For those in the know, there’s a fine cadre of elite BASE-jumpers who also weigh in on Giraud to name check. But the doc’s savvier insights and tenderness are due in no small measure to what Giraud understands about his own journey thus far and how the personal and professional threads entwine.

“I love speed. I love air,” he tells us early on. “I don’t think it’s changed much. It’s getting worse.” A tragic revelation midway poses the question, Is Giraud’s calling an addiction or a repudiation? It also hints at the life-affirming nature of his seemingly death-courting vocation.

Sure, we could put him on the proverbial couch, but he’s already done a fair amount of work toward self-awareness. For her part, Joann Giraud exhibits a marital wisdom that confirms them as a couple to root for but also learn from. With footage shot by Matthias and friends over a number of years, “Super Frenchie” covers their courtship but also the impending arrival, birth and toddlerhood of son Soren.

Giraud makes a few pronouncements that will likely cause viewers attuned to the received language about gender — and clichéd overstatements of sport heroics — sigh. But these ruminations are true to Giraud’s understanding of his place in the world at the time he utters them.

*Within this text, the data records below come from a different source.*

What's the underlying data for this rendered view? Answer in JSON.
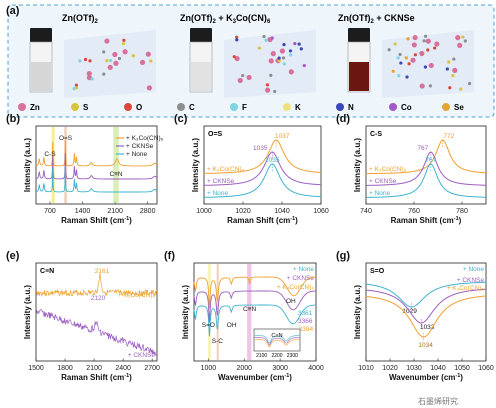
{
  "panel_a": {
    "letter": "(a)",
    "titles": [
      "Zn(OTf)",
      "Zn(OTf)",
      "Zn(OTf)"
    ],
    "title_subs": [
      "2",
      "2",
      "2"
    ],
    "title_suffix": [
      "",
      " + K",
      " + CKNSe"
    ],
    "title_mid": [
      "",
      "3",
      ""
    ],
    "title_tail": [
      "",
      "Co(CN)",
      ""
    ],
    "title_tail_sub": [
      "",
      "6",
      ""
    ],
    "vial_colors": [
      "#d6d6d6",
      "#e2e2e2",
      "#6b1610"
    ],
    "legend": [
      {
        "label": "Zn",
        "color": "#d8709a"
      },
      {
        "label": "S",
        "color": "#d8c43c"
      },
      {
        "label": "O",
        "color": "#d9463a"
      },
      {
        "label": "C",
        "color": "#8d8d8d"
      },
      {
        "label": "F",
        "color": "#7fd6e2"
      },
      {
        "label": "K",
        "color": "#ede27a"
      },
      {
        "label": "N",
        "color": "#3a47b8"
      },
      {
        "label": "Co",
        "color": "#a457c9"
      },
      {
        "label": "Se",
        "color": "#e2a534"
      }
    ]
  },
  "colors": {
    "orange": "#f0a030",
    "purple": "#9b5fc0",
    "cyan": "#3fb3d0"
  },
  "chart_data": [
    {
      "id": "b",
      "letter": "(b)",
      "type": "line",
      "xlabel": "Raman Shift (cm",
      "xlabel_sup": "-1",
      "xlabel_end": ")",
      "ylabel": "Intensity (a.u.)",
      "xlim": [
        400,
        3000
      ],
      "xticks": [
        "700",
        "1400",
        "2100",
        "2800"
      ],
      "xtick_values": [
        700,
        1400,
        2100,
        2800
      ],
      "legend": [
        "+ K₃Co(CN)₆",
        "+ CKNSe",
        "+ None"
      ],
      "annotations": [
        "C-S",
        "O=S",
        "C≡N"
      ],
      "bands": [
        {
          "label": "C-S",
          "x": [
            735,
            800
          ],
          "color": "#f2e75a"
        },
        {
          "label": "O=S",
          "x": [
            1010,
            1060
          ],
          "color": "#f0b090"
        },
        {
          "label": "C≡N",
          "x": [
            2060,
            2180
          ],
          "color": "#c8e89a"
        }
      ],
      "series": [
        {
          "name": "+ K₃Co(CN)₆",
          "color": "orange",
          "offset": 2.0
        },
        {
          "name": "+ CKNSe",
          "color": "purple",
          "offset": 1.0
        },
        {
          "name": "+ None",
          "color": "cyan",
          "offset": 0.0
        }
      ]
    },
    {
      "id": "c",
      "letter": "(c)",
      "type": "line",
      "title": "O=S",
      "xlabel": "Raman Shift (cm",
      "xlabel_sup": "-1",
      "xlabel_end": ")",
      "ylabel": "Intensity (a.u.)",
      "xlim": [
        1000,
        1060
      ],
      "xticks": [
        "1000",
        "1020",
        "1040",
        "1060"
      ],
      "xtick_values": [
        1000,
        1020,
        1040,
        1060
      ],
      "series": [
        {
          "name": "+ K₃Co(CN)₆",
          "color": "orange",
          "peak": 1037,
          "peak_label": "1037",
          "offset": 2.0
        },
        {
          "name": "+ CKNSe",
          "color": "purple",
          "peak": 1035,
          "peak_label": "1035",
          "offset": 1.0
        },
        {
          "name": "+ None",
          "color": "cyan",
          "peak": 1035,
          "peak_label": "1035",
          "offset": 0.0
        }
      ]
    },
    {
      "id": "d",
      "letter": "(d)",
      "type": "line",
      "title": "C-S",
      "xlabel": "Raman Shift (cm",
      "xlabel_sup": "-1",
      "xlabel_end": ")",
      "ylabel": "Intensity (a.u.)",
      "xlim": [
        740,
        790
      ],
      "xticks": [
        "740",
        "760",
        "780"
      ],
      "xtick_values": [
        740,
        760,
        780
      ],
      "series": [
        {
          "name": "+ K₃Co(CN)₆",
          "color": "orange",
          "peak": 772,
          "peak_label": "772",
          "offset": 2.0
        },
        {
          "name": "+ CKNSe",
          "color": "purple",
          "peak": 767,
          "peak_label": "767",
          "offset": 1.0
        },
        {
          "name": "+ None",
          "color": "cyan",
          "peak": 767,
          "peak_label": "767",
          "offset": 0.0
        }
      ]
    },
    {
      "id": "e",
      "letter": "(e)",
      "type": "line",
      "title": "C≡N",
      "xlabel": "Raman Shift (cm",
      "xlabel_sup": "-1",
      "xlabel_end": ")",
      "ylabel": "Intensity (a.u.)",
      "xlim": [
        1500,
        2750
      ],
      "xticks": [
        "1500",
        "1800",
        "2100",
        "2400",
        "2700"
      ],
      "xtick_values": [
        1500,
        1800,
        2100,
        2400,
        2700
      ],
      "series": [
        {
          "name": "+ K₃Co(CN)₆",
          "color": "orange",
          "peak": 2161,
          "peak_label": "2161"
        },
        {
          "name": "+ CKNSe",
          "color": "purple",
          "peak": 2120,
          "peak_label": "2120"
        }
      ]
    },
    {
      "id": "f",
      "letter": "(f)",
      "type": "line",
      "xlabel": "Wavenumber (cm",
      "xlabel_sup": "-1",
      "xlabel_end": ")",
      "ylabel": "Intensity (a.u.)",
      "xlim": [
        600,
        4000
      ],
      "xticks": [
        "1000",
        "2000",
        "3000",
        "4000"
      ],
      "xtick_values": [
        1000,
        2000,
        3000,
        4000
      ],
      "annotations": [
        "S=O",
        "S-C",
        "OH",
        "C≡N",
        "OH"
      ],
      "peak_labels": [
        "3361",
        "3366",
        "3384"
      ],
      "legend": [
        "+ None",
        "+ CKNSe",
        "+ K₃Co(CN)₆"
      ],
      "inset": {
        "label": "C≡N",
        "xticks": [
          "2100",
          "2200",
          "2300"
        ],
        "xtick_values": [
          2100,
          2200,
          2300
        ]
      },
      "series": [
        {
          "name": "+ None",
          "color": "cyan",
          "offset": 2.0,
          "oh_peak": 3361
        },
        {
          "name": "+ CKNSe",
          "color": "purple",
          "offset": 1.0,
          "oh_peak": 3366
        },
        {
          "name": "+ K₃Co(CN)₆",
          "color": "orange",
          "offset": 0.0,
          "oh_peak": 3384
        }
      ]
    },
    {
      "id": "g",
      "letter": "(g)",
      "type": "line",
      "title": "S=O",
      "xlabel": "Wavenumber (cm",
      "xlabel_sup": "-1",
      "xlabel_end": ")",
      "ylabel": "Intensity (a.u.)",
      "xlim": [
        1010,
        1060
      ],
      "xticks": [
        "1010",
        "1020",
        "1030",
        "1040",
        "1050",
        "1060"
      ],
      "xtick_values": [
        1010,
        1020,
        1030,
        1040,
        1050,
        1060
      ],
      "series": [
        {
          "name": "+ None",
          "color": "cyan",
          "trough": 1029,
          "trough_label": "1029"
        },
        {
          "name": "+ CKNSe",
          "color": "purple",
          "trough": 1033,
          "trough_label": "1033"
        },
        {
          "name": "+ K₃Co(CN)₆",
          "color": "orange",
          "trough": 1034,
          "trough_label": "1034"
        }
      ]
    }
  ],
  "watermark": "石墨烯研究"
}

In the months leading up to the baby’s due date, Mattias tries to cram in more jumps — or “projects” as he calls them — in order to take time to be present for the birth. Days out, he heads for one last project: jumping from a peak in the mountain ridge above the village of his childhood vacations. For a guy attuned to his intuitions, he quells a sense of something being off. He jokes at a planning session with two colleagues that he doesn’t want to leave his femur on the cliff. In retrospect, the banter is more prescient than funny.

Because Giraud makes his descents and ensuing flights appear weightless, it’s easy to forget that like gymnasts and dancers, Giraud plays with and defies gravity. His seeming weightlessness requires a ridiculous amount of training. A devastating accident gives us a chance to see just how diligent Giraud’s regimen has to be. He’ll have to walk before he can fly.

Ogden edited footage from 25 sources — starting with the GoPro-wearing subject himself. Andrés de la Torre adds to the doc’s tug with his sound design (Giraud’s whelps of in-flight delight are particularly winning). The musical score feels old-school — and not in a good way. Like the scores of too many extreme sport movies, it presses the adrenaline drip when it wants jitters and goes stodgily symphonic when it signals will and triumph. What unfurls onscreen deserves better.

“Aside from the fear, there’s not much telling me ‘No,’” Giraud says. That is no small matter. Fear courses through “Super Frenchie.” It is wrestled to the mat again and again. “To live a true life you have to control fear,” Giraud says several different ways. The kind of fear he confronts on a cliff’s edge will resonate specifically with extreme athletes. But beyond Giraud’s calculations about wind and cliff-edge-to-floor ratios, his thoughts about fear reflect a generous nature and should speak to decidedly earthbound yet unnerved folks. He wants people to dream big.

Five years after Soren’s birth, Giraud returns to the mountain he didn’t clear. Before leaving Joann and Soren, he writes his five-year-old a letter. Just in case. Like much of “Super Frenchie,” it’s a thing of heart and grace.